S’étant donc assemblés aux deux extrémités du fil, les trois Européens et les six Chinois préparèrent quelques livres de dynamite avec deux mèches d’égale longueur, et ils convinrent qu’au matin levant de l’Orient, s’en étant donné le signal, ils mettraient le feu en même temps à leur engin, afin que, d’un seul coup, l’humanité cessât d’être. Et les derniers hommes de Chine s’endormirent pour leur dernière nuit. Cependant, les derniers hommes d’Occident regardaient décliner leur dernier soleil. Ils se contemplaient, graves et las de toute la lassitude des siècles. Et, soudain, le soleil disparut. À mi-voix, un des vieillards d’Occident calculait l’heure du lever de là-bas. L’autre se tenait accroupi près de la mèche. La femme se taisait et l’enfant gazouillant vaguait, de ci et de là. Alors, la sonnerie convenue tinta tout d’un coup.
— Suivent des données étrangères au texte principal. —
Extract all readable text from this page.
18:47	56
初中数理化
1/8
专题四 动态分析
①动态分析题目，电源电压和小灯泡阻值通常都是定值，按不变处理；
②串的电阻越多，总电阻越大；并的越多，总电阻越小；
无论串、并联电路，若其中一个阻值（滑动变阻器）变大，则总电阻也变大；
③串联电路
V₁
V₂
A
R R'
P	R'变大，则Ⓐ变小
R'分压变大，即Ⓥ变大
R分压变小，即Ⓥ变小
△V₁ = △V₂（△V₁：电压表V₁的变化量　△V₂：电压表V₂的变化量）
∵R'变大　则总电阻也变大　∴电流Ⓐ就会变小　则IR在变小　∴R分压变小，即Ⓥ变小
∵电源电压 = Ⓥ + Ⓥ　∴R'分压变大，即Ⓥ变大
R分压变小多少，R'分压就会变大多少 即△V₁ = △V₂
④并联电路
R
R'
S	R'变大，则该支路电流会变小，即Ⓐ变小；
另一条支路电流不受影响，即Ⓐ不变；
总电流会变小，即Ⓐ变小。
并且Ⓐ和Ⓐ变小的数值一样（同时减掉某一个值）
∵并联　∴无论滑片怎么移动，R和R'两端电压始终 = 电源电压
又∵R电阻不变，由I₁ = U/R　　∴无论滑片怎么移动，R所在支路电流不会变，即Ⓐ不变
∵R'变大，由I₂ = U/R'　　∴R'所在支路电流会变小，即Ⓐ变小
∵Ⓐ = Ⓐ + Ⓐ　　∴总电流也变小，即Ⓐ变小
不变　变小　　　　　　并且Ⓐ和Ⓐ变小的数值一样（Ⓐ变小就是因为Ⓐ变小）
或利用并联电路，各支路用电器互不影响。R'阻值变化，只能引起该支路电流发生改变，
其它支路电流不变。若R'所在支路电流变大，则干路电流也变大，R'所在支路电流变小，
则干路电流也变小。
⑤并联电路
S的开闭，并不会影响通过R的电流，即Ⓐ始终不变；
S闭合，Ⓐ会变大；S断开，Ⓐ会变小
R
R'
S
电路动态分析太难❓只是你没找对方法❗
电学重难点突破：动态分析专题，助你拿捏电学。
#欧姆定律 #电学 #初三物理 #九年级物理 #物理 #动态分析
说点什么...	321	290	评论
C’était le signal. Il y eut des serrements de mains suprêmes, et encore un regard ; et puis, au moment où la flamme jaillissait à l’extrémité de la Chine, elle jaillissait pareillement à l’extrémité de l’Europe. Et deux petites explosions annoncèrent que l’humanité ne souffrirait plus, et que la terre était affranchie.
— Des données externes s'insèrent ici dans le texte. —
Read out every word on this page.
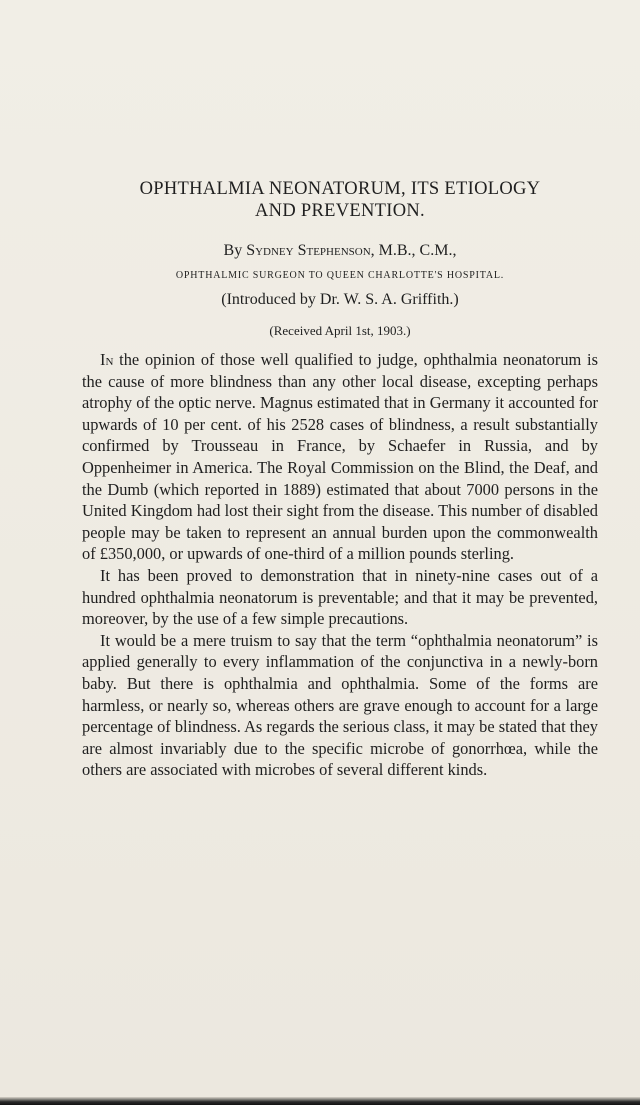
OPHTHALMIA NEONATORUM, ITS ETIOLOGY
AND PREVENTION.
By Sydney Stephenson, M.B., C.M.,
OPHTHALMIC SURGEON TO QUEEN CHARLOTTE'S HOSPITAL.
(Introduced by Dr. W. S. A. Griffith.)
(Received April 1st, 1903.)

In the opinion of those well qualified to judge, ophthalmia neonatorum is the cause of more blindness than any other local disease, excepting perhaps atrophy of the optic nerve. Magnus estimated that in Germany it accounted for upwards of 10 per cent. of his 2528 cases of blindness, a result substantially confirmed by Trousseau in France, by Schaefer in Russia, and by Oppenheimer in America. The Royal Commission on the Blind, the Deaf, and the Dumb (which reported in 1889) estimated that about 7000 persons in the United Kingdom had lost their sight from the disease. This number of disabled people may be taken to represent an annual burden upon the commonwealth of £350,000, or upwards of one-third of a million pounds sterling.

It has been proved to demonstration that in ninety-nine cases out of a hundred ophthalmia neonatorum is preventable; and that it may be prevented, moreover, by the use of a few simple precautions.

It would be a mere truism to say that the term “ophthalmia neonatorum” is applied generally to every inflammation of the conjunctiva in a newly-born baby. But there is ophthalmia and ophthalmia. Some of the forms are harmless, or nearly so, whereas others are grave enough to account for a large percentage of blindness. As regards the serious class, it may be stated that they are almost invariably due to the specific microbe of gonorrhœa, while the others are associated with microbes of several different kinds.
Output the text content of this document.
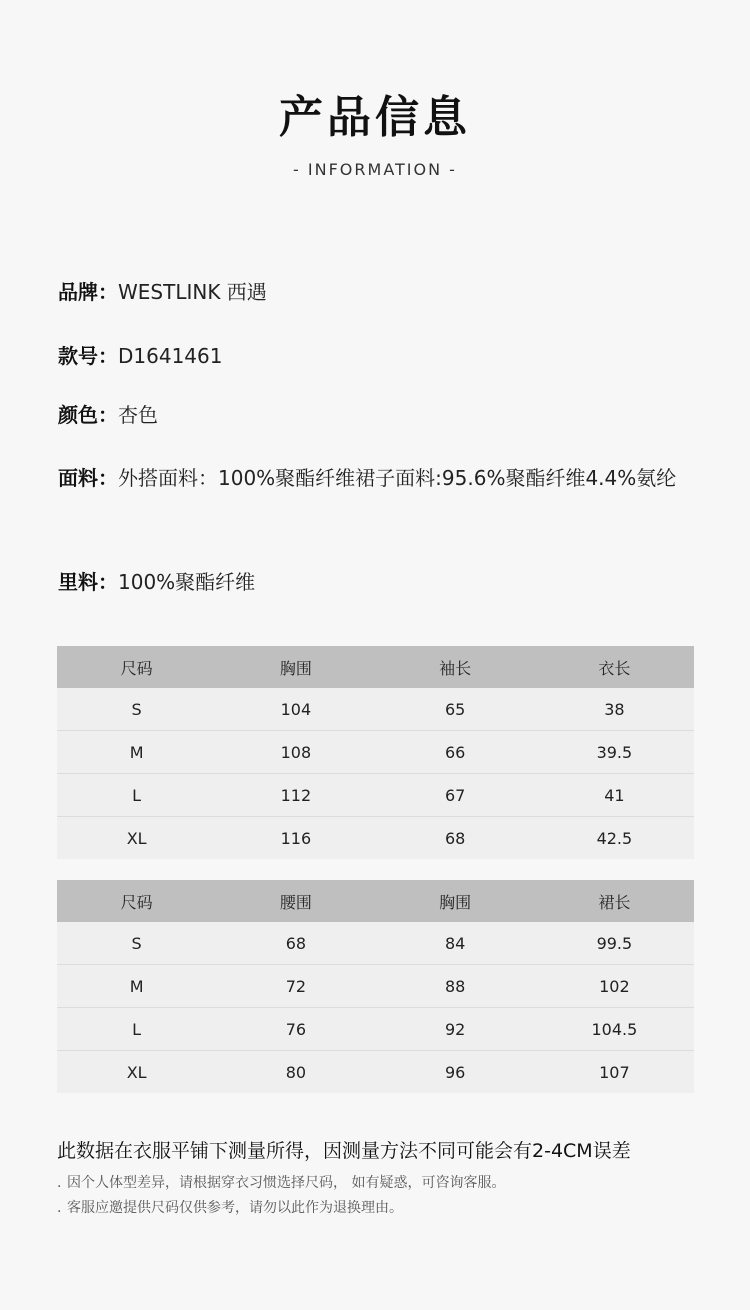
产品信息
- INFORMATION -
品牌： WESTLINK 西遇
款号： D1641461
颜色： 杏色
面料： 外搭面料：100%聚酯纤维裙子面料:95.6%聚酯纤维4.4%氨纶
里料： 100%聚酯纤维
尺码	胸围	袖长	衣长
S	104	65	38
M	108	66	39.5
L	112	67	41
XL	116	68	42.5
尺码	腰围	胸围	裙长
S	68	84	99.5
M	72	88	102
L	76	92	104.5
XL	80	96	107
此数据在衣服平铺下测量所得，因测量方法不同可能会有2-4CM误差
. 因个人体型差异，请根据穿衣习惯选择尺码， 如有疑惑，可咨询客服。
. 客服应邀提供尺码仅供参考，请勿以此作为退换理由。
Quelques bêtes effrayées s’enfuirent, et puis elles oublièrent. Alors, ce fut l’épanouissement de l’animalité et des plantes. Les animaux crurent et pullulèrent, et parcoururent en maîtres le globe que les hommes avaient cessé de martyriser, et les végétations se mirent à verdoyer d’une sève renouvelée. Alors, vraiment, ce fut le retour de la joie antique disparue, la sérénité saine de la matière vivante mais inconsciente.

L’explosion qui, en Occident, avait détruit les hommes avait dispersé leurs derniers bestiaux. Toutefois, une vache paissant au bord d’un ruisseau avait été blessée mortellement et son cadavre restait gisant. À côté d’elle, une petite chose sanglante geignait et grouillait. Par un hasard, le garçonnet, presque calciné par l’explosion, n’était pas mort et, vivant, il se mit à manger.
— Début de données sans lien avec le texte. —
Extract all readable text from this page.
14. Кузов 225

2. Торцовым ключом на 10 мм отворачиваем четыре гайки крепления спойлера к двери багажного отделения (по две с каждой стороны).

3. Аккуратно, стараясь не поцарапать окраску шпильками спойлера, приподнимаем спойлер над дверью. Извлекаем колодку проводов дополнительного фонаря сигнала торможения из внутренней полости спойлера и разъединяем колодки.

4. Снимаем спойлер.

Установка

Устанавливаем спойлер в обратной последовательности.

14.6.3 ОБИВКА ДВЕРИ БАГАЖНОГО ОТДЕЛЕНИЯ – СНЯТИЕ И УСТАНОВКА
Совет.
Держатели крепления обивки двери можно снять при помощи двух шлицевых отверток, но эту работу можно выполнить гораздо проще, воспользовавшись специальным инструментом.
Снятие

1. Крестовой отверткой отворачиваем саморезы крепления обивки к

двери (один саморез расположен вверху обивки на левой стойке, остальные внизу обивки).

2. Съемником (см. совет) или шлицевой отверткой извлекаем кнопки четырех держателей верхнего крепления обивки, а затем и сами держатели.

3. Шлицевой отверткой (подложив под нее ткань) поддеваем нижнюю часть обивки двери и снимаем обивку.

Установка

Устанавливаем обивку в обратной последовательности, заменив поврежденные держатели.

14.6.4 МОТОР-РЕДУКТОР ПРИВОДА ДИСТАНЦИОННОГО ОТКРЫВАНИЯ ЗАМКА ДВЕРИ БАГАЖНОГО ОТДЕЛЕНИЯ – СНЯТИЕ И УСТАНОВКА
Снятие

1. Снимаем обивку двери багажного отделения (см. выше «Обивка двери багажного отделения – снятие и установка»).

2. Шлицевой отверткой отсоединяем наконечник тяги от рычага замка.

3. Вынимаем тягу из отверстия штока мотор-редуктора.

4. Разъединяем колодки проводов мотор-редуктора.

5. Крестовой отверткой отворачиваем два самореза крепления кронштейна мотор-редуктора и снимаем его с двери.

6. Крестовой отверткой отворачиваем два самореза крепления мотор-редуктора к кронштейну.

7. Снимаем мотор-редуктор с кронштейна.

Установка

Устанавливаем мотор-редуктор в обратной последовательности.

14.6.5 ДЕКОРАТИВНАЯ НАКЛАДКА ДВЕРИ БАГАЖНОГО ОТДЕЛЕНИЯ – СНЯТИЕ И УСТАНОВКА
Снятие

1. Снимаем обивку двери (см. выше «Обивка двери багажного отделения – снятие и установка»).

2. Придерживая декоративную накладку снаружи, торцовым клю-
Cependant, en Orient, une chèvre avait mis bas un chevreau mort-né et, souffrant de sa mamelle trop pleine, elle s’étendit, pantelante, sur le sol, à côté d’une masse informe qui avait été une femme. Soudain, tout contre elle, elle sentit s’agiter quelque chose qui, avidement, s’emparait de son pis. Curieuse et défiante, elle souleva la tête et flaira. Le sort de la terre dépendit de son impulsion. Soulagée par la succion, elle se recoucha, offrant sa mamelle. Et la petite fille, que le corps de sa mère avait préservée, se mit à téter.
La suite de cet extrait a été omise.